Wasef looked at the small tread marks leading downstream. “Something did,” he grunted.
He turned and saw Yussif pressing his lips together in chagrin. Yussif was such a pudgy-cheeked man that the gesture made him look like a scolded child. “Don’t do that,” Wasef told him.
The captain’s expression altered to one of bewilderment, and Wasef laughingly explained, “Don’t make such a face. It is like when you were in school and the teacher called on you for the lesson.”
Captain Mustafa grinned. A positive sign. It was hard, Wasef knew, to keep up the men’s morale. In Egypt, women and children were dying. Wasef had lost his own wife, Zahra, on the dusty march from the plagues in Sinnüris. But Yussif’s family had been in Cairo, he remembered. Surely they were safe.
He thought to ask the captain about them, but didn’t have the heart. Soon, Wasef thought, soon they would make another move into France. The Eastern army would push through Poland and then through Germany. The two fronts would meet, hammer and anvil. And, even though it was too late for him, the other men could bring their families out of that sandy hell.
“I’ve sent a platoon downstream,” Yussif said, motioning with his hand. “The helicopter has searched, but there is so much leaf canopy, the pilot could not see anything. I ordered the T-72 to the Garonne River. The stream comes out there.”
Wasef nodded. “A good plan. Very good,” he said, seeing the pleasure in Yussif’s face, an unimportant backdrop to the disturbing memories of Zahra.
“We-will get the robot, colonel.”
“Yes. Of course you will.”
Before they left, Wasef glanced down at the streambed again and suppressed a shudder. There wasn’t much that Colonel Qasim Wasef feared. But this. This scared him to death. There was the crater, tangible and real as the stones, with no signs of a kill around it. Yet something other than the robot had gone into the ravine and not come out.

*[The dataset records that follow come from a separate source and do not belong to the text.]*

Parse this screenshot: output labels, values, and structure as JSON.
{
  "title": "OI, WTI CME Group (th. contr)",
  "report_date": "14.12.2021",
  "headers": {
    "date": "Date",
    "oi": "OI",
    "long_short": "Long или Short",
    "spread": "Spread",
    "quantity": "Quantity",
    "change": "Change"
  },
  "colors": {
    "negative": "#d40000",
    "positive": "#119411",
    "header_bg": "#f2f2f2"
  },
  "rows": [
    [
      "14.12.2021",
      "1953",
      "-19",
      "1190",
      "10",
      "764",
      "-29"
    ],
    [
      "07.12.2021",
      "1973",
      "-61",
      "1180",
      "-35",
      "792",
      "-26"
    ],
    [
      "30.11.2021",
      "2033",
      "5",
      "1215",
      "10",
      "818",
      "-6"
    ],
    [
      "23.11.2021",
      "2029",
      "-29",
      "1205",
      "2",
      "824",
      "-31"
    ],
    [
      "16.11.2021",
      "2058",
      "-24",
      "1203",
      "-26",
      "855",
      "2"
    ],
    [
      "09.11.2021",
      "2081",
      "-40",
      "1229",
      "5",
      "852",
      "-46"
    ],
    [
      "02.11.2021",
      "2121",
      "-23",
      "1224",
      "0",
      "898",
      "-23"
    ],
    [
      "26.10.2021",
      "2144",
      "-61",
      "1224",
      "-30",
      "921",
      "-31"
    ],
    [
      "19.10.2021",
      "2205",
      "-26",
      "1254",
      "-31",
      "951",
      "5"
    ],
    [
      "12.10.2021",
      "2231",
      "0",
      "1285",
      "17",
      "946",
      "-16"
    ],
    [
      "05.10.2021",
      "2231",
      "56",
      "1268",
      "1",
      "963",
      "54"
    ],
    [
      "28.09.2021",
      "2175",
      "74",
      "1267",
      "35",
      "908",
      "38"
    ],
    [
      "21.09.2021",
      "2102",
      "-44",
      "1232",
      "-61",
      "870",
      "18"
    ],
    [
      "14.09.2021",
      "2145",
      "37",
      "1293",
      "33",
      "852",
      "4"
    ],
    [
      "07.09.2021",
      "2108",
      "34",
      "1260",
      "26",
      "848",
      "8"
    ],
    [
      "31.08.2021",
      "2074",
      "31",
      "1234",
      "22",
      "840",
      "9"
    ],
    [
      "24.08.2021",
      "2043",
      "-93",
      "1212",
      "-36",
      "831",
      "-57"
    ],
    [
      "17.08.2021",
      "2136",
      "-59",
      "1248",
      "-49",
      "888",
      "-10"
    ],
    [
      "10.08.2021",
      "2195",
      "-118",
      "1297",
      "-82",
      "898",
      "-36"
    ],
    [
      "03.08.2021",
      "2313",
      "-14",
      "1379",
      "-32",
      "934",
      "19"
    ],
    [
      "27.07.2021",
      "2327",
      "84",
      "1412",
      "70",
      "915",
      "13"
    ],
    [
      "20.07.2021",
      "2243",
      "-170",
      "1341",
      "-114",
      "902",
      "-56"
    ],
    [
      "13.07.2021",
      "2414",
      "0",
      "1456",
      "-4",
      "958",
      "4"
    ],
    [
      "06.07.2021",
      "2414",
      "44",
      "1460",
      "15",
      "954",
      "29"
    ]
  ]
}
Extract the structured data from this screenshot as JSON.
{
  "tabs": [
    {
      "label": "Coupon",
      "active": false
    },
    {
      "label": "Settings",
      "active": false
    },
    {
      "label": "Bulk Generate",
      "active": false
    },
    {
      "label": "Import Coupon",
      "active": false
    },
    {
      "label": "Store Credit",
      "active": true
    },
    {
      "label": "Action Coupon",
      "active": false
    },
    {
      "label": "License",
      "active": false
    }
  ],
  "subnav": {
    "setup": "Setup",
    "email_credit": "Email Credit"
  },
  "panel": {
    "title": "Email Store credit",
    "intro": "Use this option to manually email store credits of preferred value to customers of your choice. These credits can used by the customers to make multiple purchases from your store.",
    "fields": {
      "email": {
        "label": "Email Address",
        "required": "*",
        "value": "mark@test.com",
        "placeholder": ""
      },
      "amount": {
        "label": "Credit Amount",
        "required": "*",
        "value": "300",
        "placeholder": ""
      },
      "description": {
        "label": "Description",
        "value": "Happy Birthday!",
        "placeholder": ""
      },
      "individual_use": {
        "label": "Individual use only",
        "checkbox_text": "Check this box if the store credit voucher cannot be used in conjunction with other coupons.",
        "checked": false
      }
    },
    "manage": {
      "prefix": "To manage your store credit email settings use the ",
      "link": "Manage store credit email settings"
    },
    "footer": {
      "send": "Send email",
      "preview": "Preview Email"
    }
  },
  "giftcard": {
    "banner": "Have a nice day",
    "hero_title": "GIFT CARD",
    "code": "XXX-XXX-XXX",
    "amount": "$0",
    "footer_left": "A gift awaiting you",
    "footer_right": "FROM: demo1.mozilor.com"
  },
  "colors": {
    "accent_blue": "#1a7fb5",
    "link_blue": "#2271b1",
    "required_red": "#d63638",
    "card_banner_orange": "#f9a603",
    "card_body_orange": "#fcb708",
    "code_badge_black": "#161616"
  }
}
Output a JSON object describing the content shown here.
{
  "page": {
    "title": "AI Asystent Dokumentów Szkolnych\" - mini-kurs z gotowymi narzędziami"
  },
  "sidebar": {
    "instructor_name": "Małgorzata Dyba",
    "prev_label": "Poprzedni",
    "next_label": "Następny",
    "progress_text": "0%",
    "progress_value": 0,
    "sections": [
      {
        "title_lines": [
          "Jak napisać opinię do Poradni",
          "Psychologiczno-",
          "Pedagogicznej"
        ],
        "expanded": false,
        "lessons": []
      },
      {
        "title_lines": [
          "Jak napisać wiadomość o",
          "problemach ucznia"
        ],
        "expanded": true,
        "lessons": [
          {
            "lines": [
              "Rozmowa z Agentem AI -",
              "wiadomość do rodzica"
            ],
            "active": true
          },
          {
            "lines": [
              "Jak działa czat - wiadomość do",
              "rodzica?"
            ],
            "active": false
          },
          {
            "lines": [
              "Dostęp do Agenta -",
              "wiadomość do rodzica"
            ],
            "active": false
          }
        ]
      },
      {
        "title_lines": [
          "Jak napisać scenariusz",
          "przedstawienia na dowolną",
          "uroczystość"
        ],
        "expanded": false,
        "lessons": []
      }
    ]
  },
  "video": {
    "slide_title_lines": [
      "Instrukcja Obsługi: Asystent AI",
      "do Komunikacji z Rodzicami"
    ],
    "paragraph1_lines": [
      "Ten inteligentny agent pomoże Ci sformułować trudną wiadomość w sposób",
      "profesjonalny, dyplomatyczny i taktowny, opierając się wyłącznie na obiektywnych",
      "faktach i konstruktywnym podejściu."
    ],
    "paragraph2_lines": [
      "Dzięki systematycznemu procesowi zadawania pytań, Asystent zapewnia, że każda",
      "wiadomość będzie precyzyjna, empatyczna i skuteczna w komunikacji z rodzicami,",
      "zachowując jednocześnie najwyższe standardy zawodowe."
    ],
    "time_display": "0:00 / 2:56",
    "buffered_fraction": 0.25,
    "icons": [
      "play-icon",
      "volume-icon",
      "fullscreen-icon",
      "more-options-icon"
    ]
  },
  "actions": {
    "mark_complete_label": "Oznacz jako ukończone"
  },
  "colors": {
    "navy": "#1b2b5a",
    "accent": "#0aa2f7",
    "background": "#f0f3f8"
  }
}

Allah must be punishing them for abandoning the desert, he decided. For leaving the women, the old men, the children to their prolonged deaths. Wasef had the cold thought that perhaps General Sabry was wrong. Perhaps the blue lights were not UFOs but some sort of avenging angels.
IN THE LIGHT
A calm voice said, “Go ahead. Call your mother.”
It was suddenly quiet. Lieutenant Justin Searles dropped his hand from his eyes and saw that he was standing in one of those bus rest stops. To his right was a pay phone. Before him, a long bar where silent passengers, motionless as stuffed animals, hunched over their coffee. The place smelled of onions and grease.
“Call your mother,” Ann said.
Justin turned to the pay phone and realized there was a quarter between his forefinger and thumb. He put the coin in the slot and dialed the old number.
“Hello, Justin,” a voice in the receiver said. The voice was female; it wasn’t his mother’s.
“Mom,” he said anyway. He wasn’t feeling much like a fighter jock anymore. He was so scared that his voice cracked like a little kid’s. “Mom. Where am I?”
“You’re close. Just picture home in your mind. Picture it very, very hard.”
He thought of Florida, the squat, blocky pink house, the mango tree in the front yard, the lemon tree in the back. The thick, sweet, green grass and the gray thunderheads in the humid sky.